Did James deserve to die? I don't know. Did the diamond cutter set this up as a trap? Some of the investigators said he could have, but there was no way to prove it. It was just a door that happened to lock from the inside, requiring a special code to get out. The guy explained that there was a lock malfunction which allowed the door to be opened from the outside, and that he hadn't gotten around to fixing it. He wasn't charged with anything.

I guess you just shouldn't break into other people's houses and try to take their stuff. Seems to me there isn't really of any sort of law that's going to protect James here, no matter what anyone says.
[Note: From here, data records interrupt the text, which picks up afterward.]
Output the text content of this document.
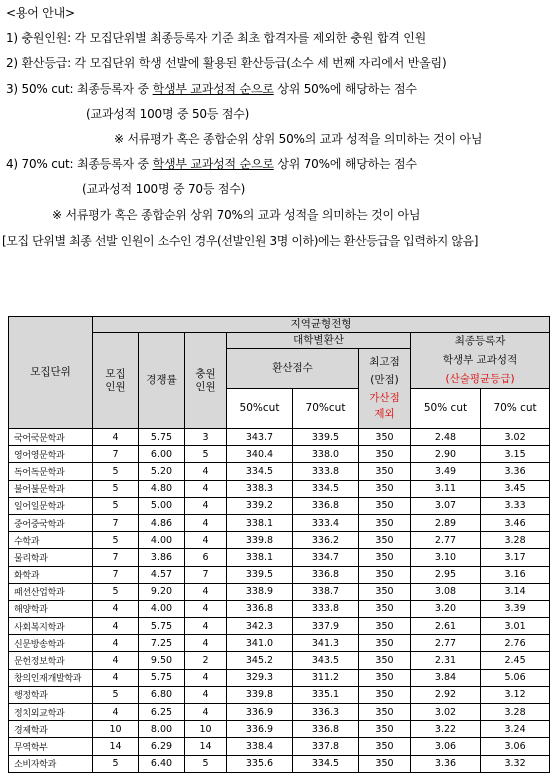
<용어 안내>
1) 충원인원: 각 모집단위별 최종등록자 기준 최초 합격자를 제외한 충원 합격 인원
2) 환산등급: 각 모집단위 학생 선발에 활용된 환산등급(소수 세 번째 자리에서 반올림)
3) 50% cut: 최종등록자 중 학생부 교과성적 순으로 상위 50%에 해당하는 점수
(교과성적 100명 중 50등 점수)
※ 서류평가 혹은 종합순위 상위 50%의 교과 성적을 의미하는 것이 아님
4) 70% cut: 최종등록자 중 학생부 교과성적 순으로 상위 70%에 해당하는 점수
(교과성적 100명 중 70등 점수)
※ 서류평가 혹은 종합순위 상위 70%의 교과 성적을 의미하는 것이 아님
[모집 단위별 최종 선발 인원이 소수인 경우(선발인원 3명 이하)에는 환산등급을 입력하지 않음]
모집단위	지역균형전형							

	모집인원	경쟁률	충원인원	대학별환산			최종등록자
학생부 교과성적
(산술평균등급)	

				환산점수		최고점
(만점)
가산점
제외		

				50%cut	70%cut		50% cut	70% cut
국어국문학과	4	5.75	3	343.7	339.5	350	2.48	3.02
영어영문학과	7	6.00	5	340.4	338.0	350	2.90	3.15
독어독문학과	5	5.20	4	334.5	333.8	350	3.49	3.36
불어불문학과	5	4.80	4	338.3	334.5	350	3.11	3.45
일어일문학과	5	5.00	4	339.2	336.8	350	3.07	3.33
중어중국학과	7	4.86	4	338.1	333.4	350	2.89	3.46
수학과	5	4.00	4	339.8	336.2	350	2.77	3.28
물리학과	7	3.86	6	338.1	334.7	350	3.10	3.17
화학과	7	4.57	7	339.5	336.8	350	2.95	3.16
패션산업학과	5	9.20	4	338.9	338.7	350	3.08	3.14
해양학과	4	4.00	4	336.8	333.8	350	3.20	3.39
사회복지학과	4	5.75	4	342.3	337.9	350	2.61	3.01
신문방송학과	4	7.25	4	341.0	341.3	350	2.77	2.76
문헌정보학과	4	9.50	2	345.2	343.5	350	2.31	2.45
창의인재개발학과	4	5.75	4	329.3	311.2	350	3.84	5.06
행정학과	5	6.80	4	339.8	335.1	350	2.92	3.12
정치외교학과	4	6.25	4	336.9	336.3	350	3.02	3.28
경제학과	10	8.00	10	336.9	336.8	350	3.22	3.24
무역학부	14	6.29	14	338.4	337.8	350	3.06	3.06
소비자학과	5	6.40	5	335.6	334.5	350	3.36	3.32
Of course, later on, we learned the disturbing truth. It turns out the diamond cutter was watching him—watching the live webcam footage the whole time from his beach house in Costa Rica. He had planned the whole situation just to bait the guy. He had opened the drapes in the living room just so James could photograph the keypad. He had told the kids to use the fake rock with the key inside so James would see. He planned the whole trip and put the dog in the kennel just for James' benefit, so that he would know the wouldn't be home. Incredible stuff. It gets pretty crazy.

We learned that there was a speaker in that room. There was no audio on the recovered webcam footage, so the investigators thought James had simply gone mad when he started screaming things. Actually, it turns out the diamond cutter was taunting James—telling him there would be no one coming to save him—telling him he would die for his crime. In fact, investigators suspect the diamond cutter explained exactly how he had set James up. They say he did everything he could to lure a burglar to his house, any burglar, just so he could have the pleasure of watching the guy die in his little dungeon.

How do they know this? He confessed to it. He openly said that it was total, 100% premeditated, cold-blooded murder. He just felt like killing a guy who was serious about robbing him, and somewhat capable of doing so. It was a game. I guess he lost a bunch of money in the Madoff scandal or something. I guess he just needed some sort of twisted justice. But, even after his confession, no one believed him. It was just too absurd. They didn't think it was possible. After all, there wasn't any particularly sophisticated trap set—just a standard automatic lock that had a particular malfunction. It was a trap designed not for any specific individual, but for a particular type of individual— a clever burglar.

Anyway, if you ask my opinion, I guess I'll have to stick with what I said before—it seems to me you just shouldn't break into other people's houses and try to take their stuff. I don't think James should have been killed like that, but I don't think people should step into bear traps either. Just one of those things, I guess.